Bus drivers move step closer to strike
Representatives of drivers for the city's three main bus operators threatened to stage co-ordinated industrial action after the latest round of talks with their employers about pay rises ended yesterday without agreement.
Emerging from meetings with their respective employers - Kowloon Motor Bus, New World First Bus, and City Bus - unionists said they would not rule out a united slow-drive protest or a strike if their demand for a 4 per cent rise was not granted in fresh talks tomorrow.
Chanting slogans and holding banners, more than 100 drivers, led by union chiefs and legislator Wong Kwok-hing, marched to the Murray Building in Central to hand a petition to transport minister Sarah Liao Sau-tung after yesterday's meetings.
Mr Wong and the bus drivers want Dr Liao to attend tomorrow's meetings with the employers.
Lam Shun-ping, representing KMB drivers, said: 'We don't rule out the possibility of united strike action.'
Chung Kin-wah, deputy director of the KMB branch of the Motor Transport Workers' General Union, said they may also consider a slow- drive protest.
Bus drivers have accused the companies of delaying discussions on a pay rise.
Having initially sought rises of between 5 per cent and 7.5 per cent, they are now seeking 4 per cent.
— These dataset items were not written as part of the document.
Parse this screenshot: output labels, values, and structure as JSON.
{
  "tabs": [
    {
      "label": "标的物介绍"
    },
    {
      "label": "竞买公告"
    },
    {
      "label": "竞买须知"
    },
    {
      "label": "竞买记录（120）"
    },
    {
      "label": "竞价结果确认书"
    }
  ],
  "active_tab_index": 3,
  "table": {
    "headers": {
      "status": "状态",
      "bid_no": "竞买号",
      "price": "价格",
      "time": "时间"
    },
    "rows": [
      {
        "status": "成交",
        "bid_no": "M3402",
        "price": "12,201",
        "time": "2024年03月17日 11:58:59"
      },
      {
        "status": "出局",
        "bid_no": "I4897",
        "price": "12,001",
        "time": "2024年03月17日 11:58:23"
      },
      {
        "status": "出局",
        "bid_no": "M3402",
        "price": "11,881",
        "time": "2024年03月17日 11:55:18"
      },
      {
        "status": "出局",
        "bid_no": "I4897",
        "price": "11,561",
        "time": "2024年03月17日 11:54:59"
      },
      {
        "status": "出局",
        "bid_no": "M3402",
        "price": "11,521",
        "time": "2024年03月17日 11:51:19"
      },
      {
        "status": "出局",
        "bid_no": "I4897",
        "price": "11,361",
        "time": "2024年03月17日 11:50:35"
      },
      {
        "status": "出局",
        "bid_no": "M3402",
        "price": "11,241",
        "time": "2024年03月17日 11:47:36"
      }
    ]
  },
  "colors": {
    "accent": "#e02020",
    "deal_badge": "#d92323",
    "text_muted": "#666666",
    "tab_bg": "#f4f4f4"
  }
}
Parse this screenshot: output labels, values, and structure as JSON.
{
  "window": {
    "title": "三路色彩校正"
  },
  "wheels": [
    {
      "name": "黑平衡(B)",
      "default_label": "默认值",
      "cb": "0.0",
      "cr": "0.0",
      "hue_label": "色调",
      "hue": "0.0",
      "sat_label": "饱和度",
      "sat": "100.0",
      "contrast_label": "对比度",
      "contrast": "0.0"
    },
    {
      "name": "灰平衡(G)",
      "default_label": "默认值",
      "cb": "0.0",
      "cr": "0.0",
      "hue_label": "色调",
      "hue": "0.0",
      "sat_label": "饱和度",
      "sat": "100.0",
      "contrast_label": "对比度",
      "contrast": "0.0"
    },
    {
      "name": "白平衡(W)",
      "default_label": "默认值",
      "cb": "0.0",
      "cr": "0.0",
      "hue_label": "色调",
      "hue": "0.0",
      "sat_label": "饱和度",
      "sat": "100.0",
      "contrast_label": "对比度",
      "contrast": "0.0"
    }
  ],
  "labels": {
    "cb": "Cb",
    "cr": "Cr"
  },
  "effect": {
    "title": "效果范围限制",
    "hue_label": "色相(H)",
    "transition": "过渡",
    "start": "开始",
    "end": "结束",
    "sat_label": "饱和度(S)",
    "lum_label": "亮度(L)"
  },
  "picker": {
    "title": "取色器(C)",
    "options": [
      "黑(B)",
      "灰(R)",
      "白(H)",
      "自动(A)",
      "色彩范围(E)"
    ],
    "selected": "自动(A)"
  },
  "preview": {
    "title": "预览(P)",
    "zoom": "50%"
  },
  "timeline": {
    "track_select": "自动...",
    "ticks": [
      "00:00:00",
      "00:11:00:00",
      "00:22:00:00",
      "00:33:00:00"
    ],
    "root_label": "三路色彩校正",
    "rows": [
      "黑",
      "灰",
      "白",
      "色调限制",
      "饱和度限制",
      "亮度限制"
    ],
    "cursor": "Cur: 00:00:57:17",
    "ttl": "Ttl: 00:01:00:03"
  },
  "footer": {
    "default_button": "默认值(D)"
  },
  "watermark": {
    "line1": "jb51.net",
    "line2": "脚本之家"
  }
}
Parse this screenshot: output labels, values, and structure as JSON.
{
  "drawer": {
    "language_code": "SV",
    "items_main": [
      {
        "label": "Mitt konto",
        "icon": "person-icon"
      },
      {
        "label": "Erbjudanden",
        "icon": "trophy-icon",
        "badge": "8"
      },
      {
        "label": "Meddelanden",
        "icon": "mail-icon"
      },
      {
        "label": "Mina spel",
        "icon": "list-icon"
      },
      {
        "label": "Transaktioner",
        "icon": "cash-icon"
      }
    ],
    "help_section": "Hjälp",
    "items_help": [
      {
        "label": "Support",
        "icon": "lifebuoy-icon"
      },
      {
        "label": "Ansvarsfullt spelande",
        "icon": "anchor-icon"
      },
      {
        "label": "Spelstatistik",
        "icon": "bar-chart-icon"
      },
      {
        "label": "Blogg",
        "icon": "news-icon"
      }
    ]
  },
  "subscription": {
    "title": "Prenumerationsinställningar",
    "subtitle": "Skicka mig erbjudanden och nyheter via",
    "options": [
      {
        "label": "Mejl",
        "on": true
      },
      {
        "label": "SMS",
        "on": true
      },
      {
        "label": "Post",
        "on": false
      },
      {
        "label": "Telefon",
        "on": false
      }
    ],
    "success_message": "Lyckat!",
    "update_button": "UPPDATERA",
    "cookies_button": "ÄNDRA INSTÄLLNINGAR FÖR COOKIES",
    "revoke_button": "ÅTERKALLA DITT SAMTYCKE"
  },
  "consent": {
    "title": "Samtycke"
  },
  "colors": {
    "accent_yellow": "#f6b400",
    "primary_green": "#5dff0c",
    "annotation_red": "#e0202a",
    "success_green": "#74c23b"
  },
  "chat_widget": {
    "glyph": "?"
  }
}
Citybus and New World First Bus have offered 2.5 per cent; Kowloon Motor Bus had offered 2 per cent, but yesterday raised its offer to 2.2 per cent plus a lump sum of HK$250.
Mr Lam, a bus driver for 25 years, said KMB drivers' overtime allowances had been cut, costing some drivers HK$1,000 a month.
'They force us to drive very quickly so that they can cut our overtime pay. Sometimes we don't even have time to go to the toilet, and we feel so stressed,' said the 54-year-old.